PD patients, in the aggregate, had poorer survival than the general non-parkinsonian population. This corresponds with our findings concerning survival in another population. ^[6] This includes the patients treated with amantadine, who had slightly but significantly poorer survival than the general population. The Cox model identified several variables, including amantadine use, as being independent predictors for improved survival. Not surprisingly, we did not identify levodopa use as a statistically significant predictor of improved survival in the amantadine-treated subset, as the vast majority (>85%) received levodopa.

Amantadine (1-amino-adamantane) and memantine (1-amino-3,5-dimethyladamantane) are antiparkinsonian drugs with similar structures. Both compounds are NMDA receptor antagonists and have been used (or suggested) as therapeutic agents for a variety of neurologic conditions including PD, ^[5,19] depression with parkinsonism, ^[20] epilepsy, ^[21] dementia, ^[22] AIDS-related dementia, ^[23] heredo-degenerative ataxias, ^[24] multiple sclerosis, ^[25] methyl parathion toxicity, ^[26] neuroleptic malignant syndrome, ^[27] dystonia, ^[28] and spasticity. ^[29] In PD, NMDA receptor antagonism may account for symptomatic and possibly neuroprotective effects. Recent studies have suggested that symptomatic improvement observed with amantadine treatment of PD may be mediated by antagonizing NMDA receptor-mediated acetylcholine release ^[30,31] rather than enhanced dopaminergic transmission. ^[32,33] As NMDA antagonists, these agents are capable of preventing the death of central neurons both in vitro and in vivo when given coincident with an excitatory amino acid insult. ^[27,34] Furthermore, they prevent both MPTP and methamphetamine-induced parkinsonism in animal models. ^[5] A recent study reported that remacemide, a glutamate antagonist with neuroprotective action, potentiates the antiparkinsonian effect of levodopa in animal parkinsonian models. ^[35]

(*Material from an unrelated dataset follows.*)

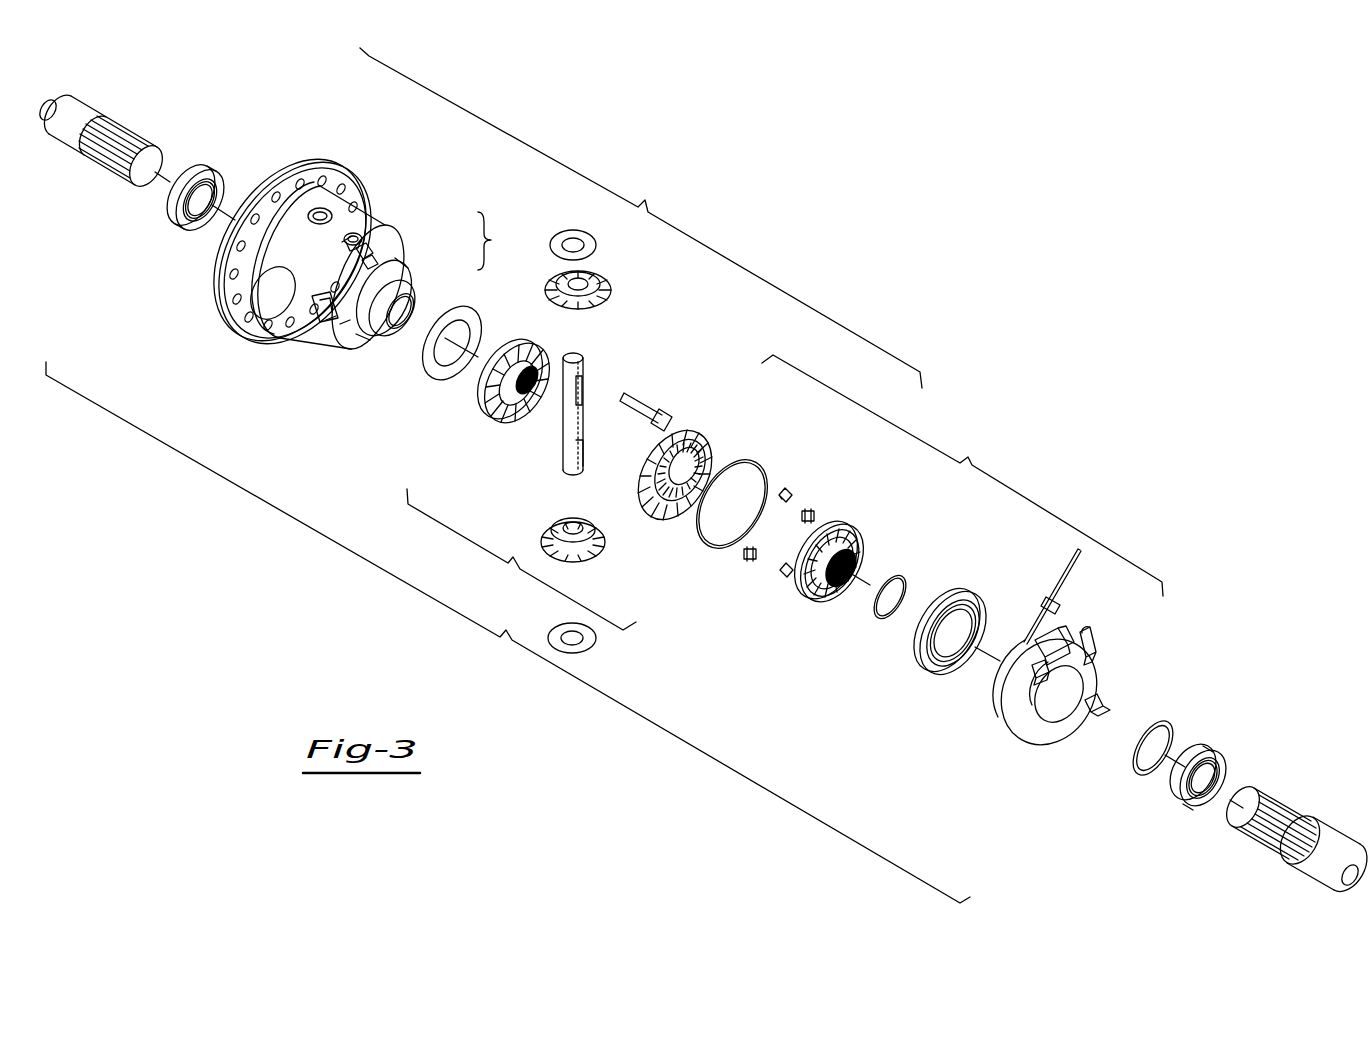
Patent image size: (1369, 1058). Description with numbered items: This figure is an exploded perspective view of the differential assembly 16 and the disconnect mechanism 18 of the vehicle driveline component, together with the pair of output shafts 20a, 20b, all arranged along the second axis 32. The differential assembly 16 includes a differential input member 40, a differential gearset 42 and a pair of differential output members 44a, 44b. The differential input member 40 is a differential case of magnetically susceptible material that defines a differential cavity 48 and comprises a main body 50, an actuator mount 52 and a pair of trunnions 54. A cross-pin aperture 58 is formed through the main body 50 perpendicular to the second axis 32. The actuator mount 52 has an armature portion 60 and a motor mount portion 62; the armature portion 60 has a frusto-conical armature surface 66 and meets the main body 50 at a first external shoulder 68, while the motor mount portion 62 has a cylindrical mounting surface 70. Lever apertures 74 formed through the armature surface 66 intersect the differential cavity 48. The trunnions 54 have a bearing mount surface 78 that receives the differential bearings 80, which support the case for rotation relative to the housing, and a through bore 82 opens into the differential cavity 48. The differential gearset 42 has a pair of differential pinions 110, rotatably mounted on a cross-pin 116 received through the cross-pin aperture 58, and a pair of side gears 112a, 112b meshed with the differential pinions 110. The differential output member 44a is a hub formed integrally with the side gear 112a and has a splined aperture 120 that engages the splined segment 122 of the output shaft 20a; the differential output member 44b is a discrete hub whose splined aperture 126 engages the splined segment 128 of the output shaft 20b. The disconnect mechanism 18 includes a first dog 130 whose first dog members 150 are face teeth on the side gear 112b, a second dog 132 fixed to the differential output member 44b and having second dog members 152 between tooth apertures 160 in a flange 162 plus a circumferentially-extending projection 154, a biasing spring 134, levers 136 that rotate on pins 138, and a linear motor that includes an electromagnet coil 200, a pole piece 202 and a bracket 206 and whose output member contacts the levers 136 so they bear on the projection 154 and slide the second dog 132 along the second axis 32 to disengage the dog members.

This study represents the first report of an association between amantadine use and improved survival in human PD. ^[36] We believe our definition of time zero for amantadine-treated patients represents the appropriate definition for survival analyses. If anything, our definition should give the survival advantage to those not treated with amantadine. Nevertheless, our findings supported the conclusion that those receiving amantadine had better survival when assessed univariately and multivariately. This association may stem from an ongoing symptomatic benefit provided by the drug that leads to less disability and ultimately better survival. Additionally, amantadine may be directly influencing disease progression at the cellular level, providing neuroprotection. We speculate that such action may be mediated through NMDA receptor antagonism, although other mechanisms, such as dopamine uptake inhibition, could be playing a role. For these reasons, amantadine and related NMDA antagonists may have previously unappreciated therapeutic potential for the treatment of PD. Although our study disclosed a statistically significant survival treatment benefit with amantadine, this issue can only be definitively addressed by a randomized trial.